SOLE SURVIVOR by Dean Koontz

Faking patience and boredom, he shuffled forward with the other passengers. In the umbilical, which was much wider than the aisle in the airplane, he finally slipped past them without appearing to be alarmed or in a hurry. He didn’t realize that he was holding his breath until he exhaled hard with relief when he spotted his quarry ahead of him.

The huge terminal was busy. At the gates, the ranks of chairs were filled with passengers waiting to catch a late-afternoon flight in the fast-fading hours of the weekend. Chattering, laughing, arguing, brooding in silence, shuffling-striding-strolling-limping-ambling, arriving passengers poured out of other gates and along the concourse. There were singles, couples, entire families, blacks and whites and Asians and Latinos and four towering Samoan men all with black porkpie hats, beautiful sloe-eyed women willow graceful in their turquoise or ruby or sapphire saris, others in chadors and others in jeans, men in business suits, men in shorts and bright Polo shirts, four young Hasidic Jews arguing (but joyfully) over the most mystical of all documents (a Los Angeles freeway map), uniformed soldiers, giggling children and shrieking children and two placid octogenarians in wheelchairs, a pair of tall Arab princes in akals and keffiyehs and flowing jellabas, preceded by fierce bodyguards and trailed by retinues, beacon-red tourists drifting homeward on the astringent fumes of medicated sunburn lotion, pale tourists arriving with the dampish smell of cloudy country clinging to them—and, like a white boat strangely serene in a typhoon, the man in the Panama hat sailing imperiously through the polygenic sea.

As far as Joe was concerned, they might all be stage dressing, every one of them an agent of Teknologik or of institutions unknown, all watching him surreptitiously, snapping photographs of him with trick cameras concealed in their purses and attaché cases and tote bags, all conferring by hidden microphones as to whether he should be permitted to proceed or gunned down on the spot.

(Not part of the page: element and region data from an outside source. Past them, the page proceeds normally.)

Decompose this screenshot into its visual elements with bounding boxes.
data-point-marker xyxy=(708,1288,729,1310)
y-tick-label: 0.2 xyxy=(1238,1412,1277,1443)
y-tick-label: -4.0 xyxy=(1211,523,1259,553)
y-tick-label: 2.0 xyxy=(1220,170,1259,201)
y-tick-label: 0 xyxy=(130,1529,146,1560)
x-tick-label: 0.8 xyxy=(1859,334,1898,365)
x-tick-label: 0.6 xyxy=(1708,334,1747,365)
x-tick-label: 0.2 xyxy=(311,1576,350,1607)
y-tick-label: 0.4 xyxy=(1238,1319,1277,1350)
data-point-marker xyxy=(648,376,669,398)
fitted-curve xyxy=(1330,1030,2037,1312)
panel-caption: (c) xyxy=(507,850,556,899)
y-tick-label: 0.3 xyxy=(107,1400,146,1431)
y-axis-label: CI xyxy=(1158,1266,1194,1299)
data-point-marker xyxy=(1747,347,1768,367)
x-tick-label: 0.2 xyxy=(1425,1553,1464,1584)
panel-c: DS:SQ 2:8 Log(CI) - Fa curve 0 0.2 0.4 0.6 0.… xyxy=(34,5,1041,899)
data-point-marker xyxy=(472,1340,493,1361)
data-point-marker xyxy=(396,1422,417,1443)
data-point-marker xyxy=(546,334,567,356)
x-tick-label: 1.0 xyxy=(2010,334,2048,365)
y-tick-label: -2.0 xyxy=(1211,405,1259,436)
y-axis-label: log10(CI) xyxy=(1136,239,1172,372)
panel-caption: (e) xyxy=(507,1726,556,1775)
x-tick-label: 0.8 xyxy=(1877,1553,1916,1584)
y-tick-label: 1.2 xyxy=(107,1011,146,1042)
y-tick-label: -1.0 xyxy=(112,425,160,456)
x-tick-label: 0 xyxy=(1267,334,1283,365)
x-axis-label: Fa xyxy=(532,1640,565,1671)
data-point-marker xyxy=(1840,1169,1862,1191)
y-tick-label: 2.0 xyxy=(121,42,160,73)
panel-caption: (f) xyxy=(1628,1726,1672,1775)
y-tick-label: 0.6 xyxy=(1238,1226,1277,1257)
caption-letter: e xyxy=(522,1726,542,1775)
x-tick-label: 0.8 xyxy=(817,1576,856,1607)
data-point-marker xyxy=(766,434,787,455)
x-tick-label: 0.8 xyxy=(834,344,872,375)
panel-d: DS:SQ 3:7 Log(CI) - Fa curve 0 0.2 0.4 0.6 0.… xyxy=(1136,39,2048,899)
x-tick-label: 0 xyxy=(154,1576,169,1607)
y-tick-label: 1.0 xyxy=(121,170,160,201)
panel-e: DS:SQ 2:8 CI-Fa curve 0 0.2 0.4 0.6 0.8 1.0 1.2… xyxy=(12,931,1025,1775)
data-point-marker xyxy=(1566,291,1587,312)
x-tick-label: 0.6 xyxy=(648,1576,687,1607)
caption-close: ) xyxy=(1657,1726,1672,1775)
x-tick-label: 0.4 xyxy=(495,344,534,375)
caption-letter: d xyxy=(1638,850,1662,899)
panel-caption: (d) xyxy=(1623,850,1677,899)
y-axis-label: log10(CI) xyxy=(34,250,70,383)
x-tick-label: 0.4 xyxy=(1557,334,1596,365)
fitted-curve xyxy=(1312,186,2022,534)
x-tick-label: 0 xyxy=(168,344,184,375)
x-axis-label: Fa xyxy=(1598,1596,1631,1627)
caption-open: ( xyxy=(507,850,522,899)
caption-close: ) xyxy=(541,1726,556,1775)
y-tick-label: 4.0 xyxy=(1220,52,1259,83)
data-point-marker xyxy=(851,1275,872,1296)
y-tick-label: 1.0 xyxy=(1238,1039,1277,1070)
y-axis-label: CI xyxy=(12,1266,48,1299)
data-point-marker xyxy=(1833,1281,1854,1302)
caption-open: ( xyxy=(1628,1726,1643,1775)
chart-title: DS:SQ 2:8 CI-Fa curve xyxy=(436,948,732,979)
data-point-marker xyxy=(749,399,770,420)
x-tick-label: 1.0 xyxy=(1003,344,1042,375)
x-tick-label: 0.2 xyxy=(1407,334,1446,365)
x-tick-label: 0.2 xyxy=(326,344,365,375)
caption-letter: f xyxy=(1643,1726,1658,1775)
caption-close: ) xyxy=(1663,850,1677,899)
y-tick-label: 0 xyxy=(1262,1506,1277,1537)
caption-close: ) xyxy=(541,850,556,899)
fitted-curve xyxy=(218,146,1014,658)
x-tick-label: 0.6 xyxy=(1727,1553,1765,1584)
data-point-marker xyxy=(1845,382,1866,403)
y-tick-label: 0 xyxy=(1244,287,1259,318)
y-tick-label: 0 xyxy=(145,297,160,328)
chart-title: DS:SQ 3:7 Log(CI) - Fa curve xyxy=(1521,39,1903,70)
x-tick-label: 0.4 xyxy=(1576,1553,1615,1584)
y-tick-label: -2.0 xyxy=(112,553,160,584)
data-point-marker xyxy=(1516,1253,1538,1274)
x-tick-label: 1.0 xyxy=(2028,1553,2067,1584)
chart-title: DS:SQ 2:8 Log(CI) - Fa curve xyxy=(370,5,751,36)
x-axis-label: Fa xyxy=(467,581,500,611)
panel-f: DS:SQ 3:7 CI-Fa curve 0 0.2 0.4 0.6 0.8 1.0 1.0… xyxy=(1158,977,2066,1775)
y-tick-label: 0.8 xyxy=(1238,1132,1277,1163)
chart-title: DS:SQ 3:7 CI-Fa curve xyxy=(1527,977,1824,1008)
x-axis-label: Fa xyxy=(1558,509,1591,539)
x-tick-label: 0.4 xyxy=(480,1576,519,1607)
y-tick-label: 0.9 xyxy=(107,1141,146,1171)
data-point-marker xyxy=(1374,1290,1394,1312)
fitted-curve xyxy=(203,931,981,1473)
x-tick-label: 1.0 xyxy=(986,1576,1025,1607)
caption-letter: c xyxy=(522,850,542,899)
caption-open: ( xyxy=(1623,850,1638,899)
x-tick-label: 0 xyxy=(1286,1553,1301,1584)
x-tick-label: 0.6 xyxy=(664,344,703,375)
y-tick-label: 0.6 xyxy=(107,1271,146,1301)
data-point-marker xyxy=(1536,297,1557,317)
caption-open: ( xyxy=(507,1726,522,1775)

He had never before felt so alone in a crowd. Dreading what might happen—might even now be happening—to Barbara, he tried to keep the storyteller in sight while also searching for a telephone.

FOUR

PALE FIRE

1

The public telephone, one in a cluster of four, was not in a booth, but the wings of a sound shield provided a small measure of privacy.

As he entered Barbara’s Colorado Springs number on the keypad, Joe ground his teeth together as though he could bite off the noise of the crowded terminal and chew it into a silence that would allow him to concentrate. He needed to think through what he would say to her, but he had neither the time nor the solitude to craft the ideal speech, and he was afraid of committing a blunder that would pitch her deeper into trouble.

Even if her phone had not been tapped the previous evening, it was surely being monitored now, following his visit to her. His task was to warn her of the danger while simultaneously convincing the eavesdroppers that she had never broken the pledge of silence which would keep her and Denny safe.

As the telephone began to ring in Colorado, Joe glanced toward the storyteller, who had taken up a position farther along—and on the opposite side of—the concourse. He was standing outside the entrance to an airport newsstand and gift shop, nervously adjusting his Panama hat, and conversing with an Hispanic man in tan chinos, a green madras shirt, and a Dodgers cap.

Through the screen of passing travellers, Joe pretended not to watch the two men while they pretended, less convincingly, not to watch him. They were less circumspect than they should have been, because they were overconfident. Although they might give him credit for being industrious and clever, they thought that he was basically a jerk civilian in fast-running water way over his head.

He was exactly what they thought him to be, of course, but he hoped he was also more than they believed. A man driven by paternal love—and therefore dangerous. A man with a passion for justice that was alien to their world of situational ethics, in which the only morals were the morals of convenience.